As teams prepare for the final round of games in this year’s Six Nations and with sensible punters backing France, the favourites, to beat England, it’ll help to take a quick look at the table as is stands after four games.
So, on current form, it looks as if France will go on to win their first Grand Slam and championship for the first time since 2010, and Ireland will finish second and win the Triple Crown, assuming they overcome Scotland which they should do as the Irish have home advantage in Dublin.
Although England, down to 14 after fewer than 90 seconds against Ireland, played with passion, emotion and aggression at Twickenham against Ireland,heroic displays in adversity don’t always win internationals, and it won’t have gone unnoticed by the French team and their coaches, Fabien Galthie and Shaun Edwards, that England failed to score a try.
England may well cause the shock of the campaign by upsetting the form book in Paris, and forwards such as Jamie George, Maro Itoje, Courtney Lawes and Ellis Genge, supported by Kyle Sinckler, may be able to reproduce yet another memorable effort, but is it likely when France are at home, have so much at stake and possess the best national team for many years?
The French pack that defended so well in Cardiff against Wale – Baille, Marchand, Atonio, Wohi, Willemse, Cros, Jelonch, Alldritt, plus their replacements..are so powerful, and having waited so long to win the Six Nations, more than 10 years, you can’t imagine them falling at the last hurdle.
The French backs, too, with stars like Dupont, Ntamack, Jaminet, Fichou and Danty,may not have exploded against Wales, but against England at Le Stade de France with 80,000 for the most part backing them, it’s unlikely that they’ll be so restrained.

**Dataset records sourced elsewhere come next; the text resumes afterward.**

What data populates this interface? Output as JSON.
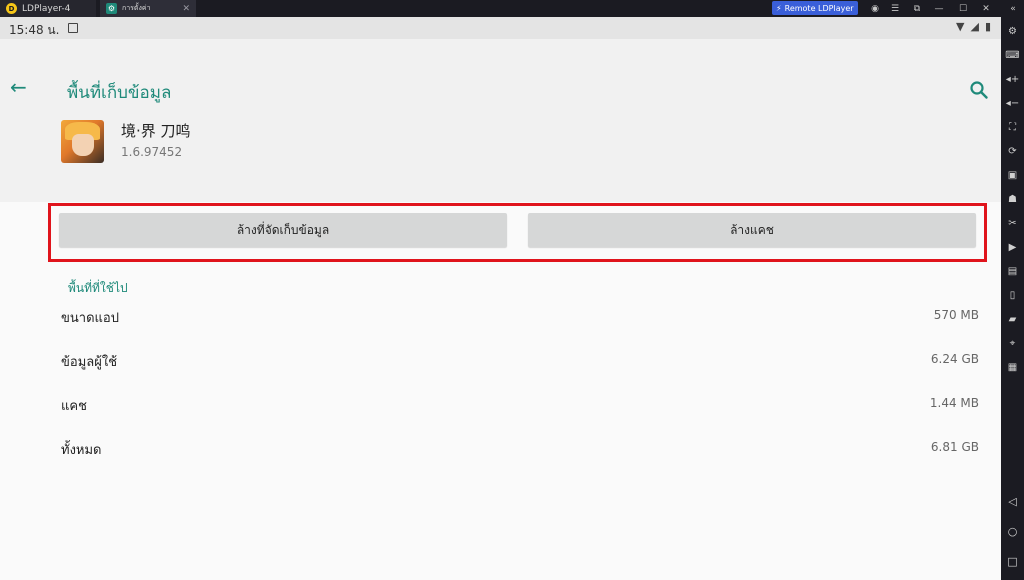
{
  "emulator": {
    "tabs": [
      {
        "label": "LDPlayer-4"
      },
      {
        "label": "การตั้งค่า"
      }
    ],
    "remote_button": "Remote LDPlayer",
    "logo_letter": "D"
  },
  "statusbar": {
    "time": "15:48 น."
  },
  "header": {
    "title": "พื้นที่เก็บข้อมูล"
  },
  "app": {
    "name": "境·界 刀鸣",
    "version": "1.6.97452"
  },
  "actions": {
    "clear_storage": "ล้างที่จัดเก็บข้อมูล",
    "clear_cache": "ล้างแคช"
  },
  "storage": {
    "section_title": "พื้นที่ที่ใช้ไป",
    "rows": [
      {
        "label": "ขนาดแอป",
        "value": "570 MB"
      },
      {
        "label": "ข้อมูลผู้ใช้",
        "value": "6.24 GB"
      },
      {
        "label": "แคช",
        "value": "1.44 MB"
      },
      {
        "label": "ทั้งหมด",
        "value": "6.81 GB"
      }
    ]
  },
  "colors": {
    "accent": "#1f8a7a",
    "highlight": "#e0141c",
    "remote": "#3a5fd9"
  }
}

France have scored 14 tries in their four games whereas England have managed seven and while the French only scored once against Wales, with the Grand Slam there for the taking in Paris, you’d back them to beat England’s defence on more than one occasion with the pace and flair they can put together.
As England under coach Eddie Jones prepare for their last game in another campaign without a trophy and possibly fifth place again for the second tournament running, they can certainly look back with pride on the team effort against Ireland and take confidence from their narrow win at Twickenham last March (23-20) against France, but given the resources thrown at England their supporters have every right to demand more.
A look back at the history books shows that since the first international between England and France in 1906, England have won 60 games and the French 41 and seven have been drawn.
The latest edition in this sporting saga promises to be a memorable and emotional night for the French, but England, and coach Jones who, in particular has received so much criticism, may produce the performance of a lifetime and ruin France’s dreams and ambitions and hand the Six Nations title to Ireland instead.